Meditación periódica Imprimir
EL ECO
Lo que uno siembre, eso recogerá...
(Ga 6)
Los niños, como es sabido, pasan
los años descubriendo cosas nuevas. Todo es una novedad maravillosa. El pequeño
Juan, por ejemplo, no sabía qué era el eco. Un día se divertía en el campo mientras
iba montado sobre el bastón de monte del abuelo, como si fuera un gran caballo.

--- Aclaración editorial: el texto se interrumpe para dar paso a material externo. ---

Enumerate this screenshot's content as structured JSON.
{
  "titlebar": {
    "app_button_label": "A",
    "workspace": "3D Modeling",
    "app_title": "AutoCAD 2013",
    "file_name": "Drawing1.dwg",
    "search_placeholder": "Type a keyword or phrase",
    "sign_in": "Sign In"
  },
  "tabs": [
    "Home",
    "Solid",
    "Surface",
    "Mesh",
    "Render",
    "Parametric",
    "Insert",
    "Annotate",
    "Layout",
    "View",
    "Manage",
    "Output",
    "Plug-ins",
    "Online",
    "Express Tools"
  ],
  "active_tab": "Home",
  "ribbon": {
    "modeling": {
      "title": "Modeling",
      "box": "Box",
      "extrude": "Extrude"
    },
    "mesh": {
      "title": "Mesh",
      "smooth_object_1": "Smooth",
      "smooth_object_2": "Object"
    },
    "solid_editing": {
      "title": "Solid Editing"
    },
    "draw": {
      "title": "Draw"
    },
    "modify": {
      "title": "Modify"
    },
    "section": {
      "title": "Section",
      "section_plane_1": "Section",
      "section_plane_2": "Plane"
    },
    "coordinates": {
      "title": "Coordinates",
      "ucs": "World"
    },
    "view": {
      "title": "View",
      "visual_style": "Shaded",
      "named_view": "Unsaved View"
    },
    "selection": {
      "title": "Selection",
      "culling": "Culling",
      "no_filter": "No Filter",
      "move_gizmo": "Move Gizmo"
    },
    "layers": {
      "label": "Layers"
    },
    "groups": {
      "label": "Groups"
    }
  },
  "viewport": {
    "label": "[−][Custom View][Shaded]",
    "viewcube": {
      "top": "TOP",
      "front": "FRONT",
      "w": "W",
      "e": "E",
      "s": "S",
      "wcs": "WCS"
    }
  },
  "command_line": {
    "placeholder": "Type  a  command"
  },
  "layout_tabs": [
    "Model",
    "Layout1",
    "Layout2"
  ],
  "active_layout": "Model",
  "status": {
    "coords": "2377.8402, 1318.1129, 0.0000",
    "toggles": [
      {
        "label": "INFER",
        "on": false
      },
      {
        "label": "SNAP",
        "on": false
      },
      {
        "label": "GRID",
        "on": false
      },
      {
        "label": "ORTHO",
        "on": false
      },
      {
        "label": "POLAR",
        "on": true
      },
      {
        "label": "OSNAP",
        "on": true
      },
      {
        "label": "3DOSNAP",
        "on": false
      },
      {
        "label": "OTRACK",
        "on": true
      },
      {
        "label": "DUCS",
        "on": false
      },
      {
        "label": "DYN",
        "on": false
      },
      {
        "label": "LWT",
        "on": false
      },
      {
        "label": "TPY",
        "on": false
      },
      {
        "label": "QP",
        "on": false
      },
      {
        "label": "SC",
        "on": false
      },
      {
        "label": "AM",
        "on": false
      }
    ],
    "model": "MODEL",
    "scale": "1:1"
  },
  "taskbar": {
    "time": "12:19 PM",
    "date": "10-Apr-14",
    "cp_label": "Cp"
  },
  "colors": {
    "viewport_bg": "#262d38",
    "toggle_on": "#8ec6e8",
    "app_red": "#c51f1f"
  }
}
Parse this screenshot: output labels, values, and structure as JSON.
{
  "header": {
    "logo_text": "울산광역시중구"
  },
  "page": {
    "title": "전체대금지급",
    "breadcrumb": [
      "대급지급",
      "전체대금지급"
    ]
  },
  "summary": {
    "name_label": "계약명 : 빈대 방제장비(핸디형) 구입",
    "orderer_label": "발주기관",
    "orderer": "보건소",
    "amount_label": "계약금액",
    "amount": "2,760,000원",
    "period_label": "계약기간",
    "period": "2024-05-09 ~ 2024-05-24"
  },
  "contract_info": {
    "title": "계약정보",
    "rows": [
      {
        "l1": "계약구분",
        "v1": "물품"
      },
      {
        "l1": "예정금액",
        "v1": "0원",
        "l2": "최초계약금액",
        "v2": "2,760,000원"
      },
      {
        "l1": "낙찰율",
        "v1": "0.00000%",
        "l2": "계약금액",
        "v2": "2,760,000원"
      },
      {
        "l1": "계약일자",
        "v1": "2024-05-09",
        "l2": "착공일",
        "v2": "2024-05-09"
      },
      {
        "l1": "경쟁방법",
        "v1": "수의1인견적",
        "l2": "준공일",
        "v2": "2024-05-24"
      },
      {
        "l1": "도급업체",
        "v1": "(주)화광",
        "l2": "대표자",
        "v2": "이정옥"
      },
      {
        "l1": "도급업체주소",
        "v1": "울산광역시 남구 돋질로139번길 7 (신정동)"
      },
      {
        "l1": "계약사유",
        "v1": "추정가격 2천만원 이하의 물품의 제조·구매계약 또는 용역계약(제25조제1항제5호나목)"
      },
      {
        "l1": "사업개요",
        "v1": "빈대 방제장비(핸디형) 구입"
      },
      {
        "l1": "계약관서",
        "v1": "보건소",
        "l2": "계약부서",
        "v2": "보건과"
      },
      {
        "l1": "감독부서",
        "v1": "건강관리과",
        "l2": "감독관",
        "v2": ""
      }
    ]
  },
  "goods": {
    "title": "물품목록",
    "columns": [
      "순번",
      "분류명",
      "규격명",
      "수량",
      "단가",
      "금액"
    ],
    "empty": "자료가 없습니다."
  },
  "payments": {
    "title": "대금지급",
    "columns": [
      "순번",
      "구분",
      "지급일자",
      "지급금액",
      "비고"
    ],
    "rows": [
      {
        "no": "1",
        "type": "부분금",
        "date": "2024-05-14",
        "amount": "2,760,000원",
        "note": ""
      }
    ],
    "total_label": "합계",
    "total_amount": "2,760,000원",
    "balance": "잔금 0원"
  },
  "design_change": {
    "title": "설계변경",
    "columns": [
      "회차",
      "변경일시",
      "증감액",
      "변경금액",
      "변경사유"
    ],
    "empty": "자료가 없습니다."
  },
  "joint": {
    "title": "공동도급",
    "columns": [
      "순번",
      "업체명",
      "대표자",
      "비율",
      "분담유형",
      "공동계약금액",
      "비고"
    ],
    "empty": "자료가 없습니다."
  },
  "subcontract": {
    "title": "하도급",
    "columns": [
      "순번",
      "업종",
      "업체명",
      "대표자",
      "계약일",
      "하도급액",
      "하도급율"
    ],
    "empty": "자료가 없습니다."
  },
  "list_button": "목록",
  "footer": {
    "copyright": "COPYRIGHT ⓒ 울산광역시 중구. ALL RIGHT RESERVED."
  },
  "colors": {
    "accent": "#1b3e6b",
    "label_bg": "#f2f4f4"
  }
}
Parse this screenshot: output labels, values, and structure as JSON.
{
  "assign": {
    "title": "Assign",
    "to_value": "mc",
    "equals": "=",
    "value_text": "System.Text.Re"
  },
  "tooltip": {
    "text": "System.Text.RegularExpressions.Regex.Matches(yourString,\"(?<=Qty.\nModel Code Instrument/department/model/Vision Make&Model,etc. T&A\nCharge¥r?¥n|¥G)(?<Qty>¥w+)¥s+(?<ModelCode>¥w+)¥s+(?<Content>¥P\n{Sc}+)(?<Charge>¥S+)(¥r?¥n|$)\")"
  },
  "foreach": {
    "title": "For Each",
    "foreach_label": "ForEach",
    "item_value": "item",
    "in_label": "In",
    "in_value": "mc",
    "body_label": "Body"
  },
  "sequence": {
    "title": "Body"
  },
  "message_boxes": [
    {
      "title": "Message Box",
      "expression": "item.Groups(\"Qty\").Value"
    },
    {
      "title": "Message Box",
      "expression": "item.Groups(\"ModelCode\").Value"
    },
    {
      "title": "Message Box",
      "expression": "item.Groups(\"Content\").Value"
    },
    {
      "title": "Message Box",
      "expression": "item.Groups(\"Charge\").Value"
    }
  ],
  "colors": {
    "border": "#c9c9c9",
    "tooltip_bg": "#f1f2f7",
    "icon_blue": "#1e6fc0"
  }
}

Y gritaba cada vez más fuerte:
—¡Arre! ¡Arre! ¡Más de prisa!
Pero, con gran sorpresa, oyó las mismas palabras en el valle cercano.
Creyendo que algún niño se hubiera escondido detrás de alguna roca, preguntó asombrado:
—¿Quién eres?
La voz misteriosa repitió inmediatamente:
—¿Quién eres?
Juan se iba enfadando por el juego del supuesto repetidor de sus
palabras. Gritó entonces:
—Tú eres tonto.
Enseguida la misteriosa voz repitió las mismas palabras. Entonces
el pequeño Juan se enfadó de veras y profirió palabras y expresiones cada vez más
fuertes contra el desconocido que suponía escondido; pero el eco se las devolvía
con la máxima fidelidad. Juan corrió de un lado para otro para descubrir al insolente,
pero por supuesto no encontró a nadie. Entonces marchó a su casa, y fue a consolarse
con su abuela del mal trato que había recibido del niño desconocido, que había permanecido
escondido en algún lugar, y que le había injuriado con todo tipo de maldades.
—Estás completamente engañado, pues lo que has oído ha sido el
eco de tus mismas palabras –le explicó la abuela–. Si tú hubieras dicho en alta
voz una palabra amable, la voz de que hablas te hubiera respondido también en términos
afectuosos.
Algo parecido sucede en la vida. Por lo común, el modo de comportarse
los demás con nosotros es el eco de nuestra conducta para con ellos. Si somos educados
con los demás, los demás lo serán con nosotros. Si, en cambio, somos descorteses,
ruines y egoístas, recibiremos un trato parecido. Dad y se os dará: os verterán
una medida generosa, colmada, remecida, rebosante (Lc 6). Lo que uno
siembre, eso recogerá... Si sembramos espinas, espinas; si desprecio, desprecio;
si trigo de buena calidad, una espiga de oro...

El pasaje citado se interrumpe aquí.